Indian Catholic News

West Bengal stokes unrest by funding Puja Hindu festival

Even pro-Hindu critics blast local leaders for 'blowing' public funds to appease religious voters.

A woman adds ornaments to an idol of the goddess Durga on the sixth day of the nine-day Durga Puaj festival at a temple in Kolkata, India on Oct. 15. (Photo by IANS)
New Delhi: 

The Supreme Court on Oct. 12 allowed the state of West Bengal in eastern India to provide funding for the most popular Hindu festival in the region, despite Muslims blasting the move as a form of "religious appeasement."

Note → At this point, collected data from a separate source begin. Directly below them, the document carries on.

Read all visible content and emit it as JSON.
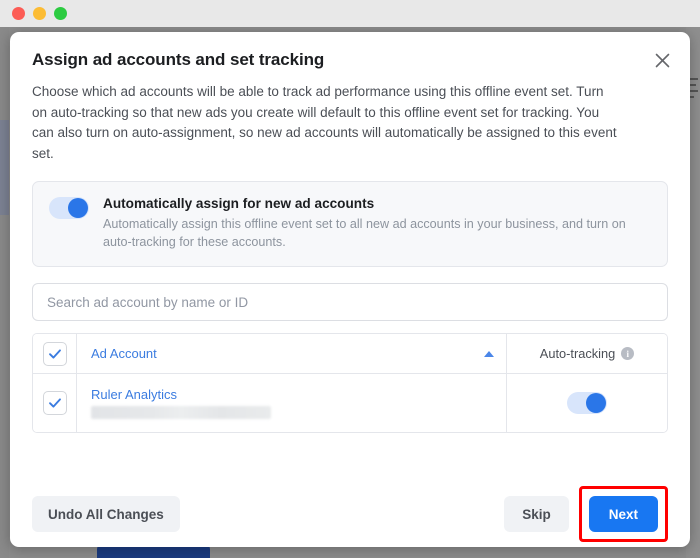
{
  "window": {
    "traffic_lights": [
      "close",
      "minimize",
      "zoom"
    ]
  },
  "modal": {
    "title": "Assign ad accounts and set tracking",
    "close_icon": "close-icon",
    "description": "Choose which ad accounts will be able to track ad performance using this offline event set. Turn on auto-tracking so that new ads you create will default to this offline event set for tracking. You can also turn on auto-assignment, so new ad accounts will automatically be assigned to this event set.",
    "auto_assign": {
      "toggle_state": "on",
      "title": "Automatically assign for new ad accounts",
      "subtitle": "Automatically assign this offline event set to all new ad accounts in your business, and turn on auto-tracking for these accounts."
    },
    "search": {
      "placeholder": "Search ad account by name or ID",
      "value": ""
    },
    "table": {
      "select_all_checked": true,
      "columns": {
        "ad_account": "Ad Account",
        "sort_direction": "ascending",
        "auto_tracking": "Auto-tracking",
        "info_glyph": "i"
      },
      "rows": [
        {
          "checked": true,
          "name": "Ruler Analytics",
          "id_redacted": true,
          "auto_tracking": "on"
        }
      ]
    },
    "footer": {
      "undo_label": "Undo All Changes",
      "skip_label": "Skip",
      "next_label": "Next"
    }
  },
  "annotation": {
    "highlight_color": "#ff0000",
    "highlight_target": "Next"
  },
  "colors": {
    "accent_blue": "#1877f2",
    "toggle_track": "#d8e5fb",
    "toggle_knob": "#2a76e8",
    "link_blue": "#3b7ce0"
  }
}
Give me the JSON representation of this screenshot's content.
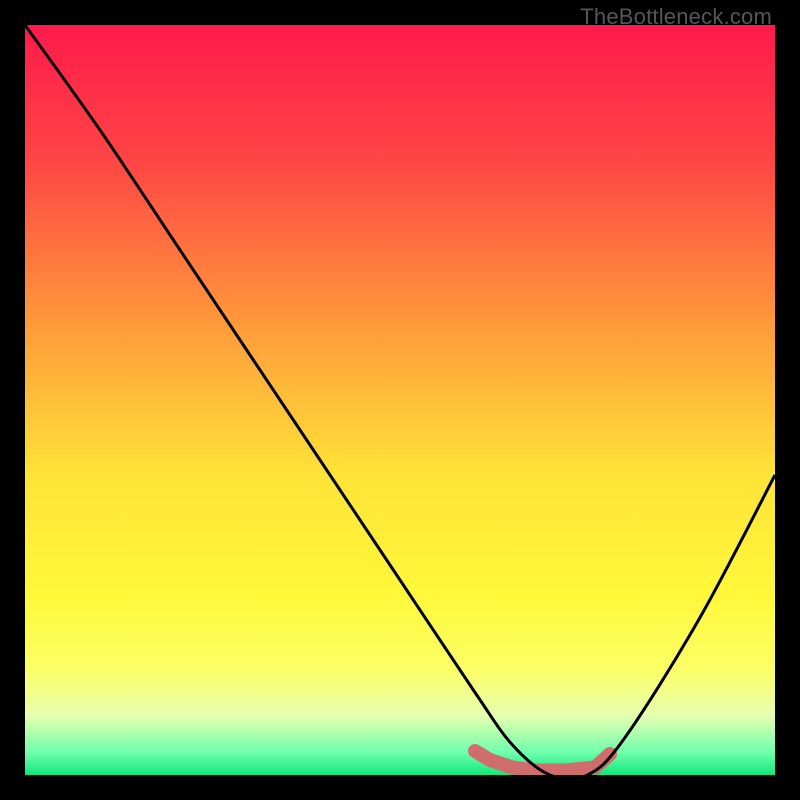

The state's decision to sponsor the Durga Puja, the biggest annual festival for Bengali-speaking people in the area, has been creating tension since the government announced it on Oct. 3.

The state government, run by the local Trinamol (grassroots) Congress Party, announced it was setting aside 280 million rupees (US$4 million) with the aim of distributing 10,000 rupees each to local groups that plan to celebrate the Oct. 15-19 festival.

Muslim leaders say state chief minister Mamata Banerjee aims to woo Hindus to her party and steer them away from the pro-Hindu Bharatiya Janata Party (BJP) ahead of the national election next May.

"We are living in India, and it is a secular country. No government in any state should appease one community by sponsoring its festivals using public funds," Mohammad Kamarujjaman from the All Bengal Minority Youth Federation (ABMYF) told reporters.

The controversial decision was placed on the shoulders of the Supreme Court after a local High Court refused to get involved.

Lawyer Saurav Dutta, who appealed the case, said the Supreme Court's decision to offer funding ran counter to established principles of law.

The court decided to grant the state's request after lawyers said funds would be given to 28,000 festival committees to improve a road safety program.

The court has asked the state government to explain the matter in a detailed affidavit by the end of December.

During the Puja people across the world spend 10 days celebrating Durga, a symbol of divine femininity. Activities reach a crescendo in the last five days as local families form festival committees, pitch makeshift tents, and install expensive decorative idols of the goddess in her various forms.

All-night prayers, processions, songs and dances mark most of the festival, while the final day culminates in a special performance during which Durga defeats the demonic Mahishasura in a mythical battle symbolizing the victory of good over evil.

However fears have risen this year that Jamaat-ul-Mujahideen Bangladesh (JMB), a terrorist outfit banned in neighboring Bangladesh, might use the festival as a pretext to attack Durga Puja pandals in West Bengal, according to reports from intelligence agencies.

Hindus make up about 70 percent of West Bengal's 91 million people whereas Muslims account for about 27 percent of the population. This makes the local Muslim population about double the national average.

Recently even the BJP has begun to accuse Banerjee of unfairly pandering to Hindus by flouting secular principles.

Party leader Dilip Gosh said Banerjee is trying to pacify Hindus as anger mounts against the government for failing to deliver on a series of promises.

Influential religious cleric Taha Siddiqui, an exiled journalist who has served as the Islamabad-based correspondent for The Christian Science Monitor, organized a large rally in Kolkata, the capital of West Bengal, criticizing the state's chief minister.

"Banerjee's party is scaring the state's Muslims with the sectarian principles of the BJP and urging us to vote against it," Kolkata-based social worker Arindam Banerjee (no relation to the minister) told

"The reality is it's her party [Trinamol Congress] that is indulging in sectarian politics," he said while addressing those who had gathered for the demonstration.

He said the party was attempting an "image makeover" in the wake of accusations that it was too pro-Muslim.

Tasleema Rahman, another local activist, said the announcement is "already creating a rift between Hindus and Muslims."

"We can only pray the festival passes peacefully," she said.

Maya Gosh, who hews to the policies of the Communist Party of India, said religious-based appeasement must stop.

The communists led the state government for 34 years until Banerjee came to power in 2011.

"Government coffers are for all, as every one is equal before the law," Gosh said. "No one [with an Indian ID card] can claim to be more Indian than anyone else."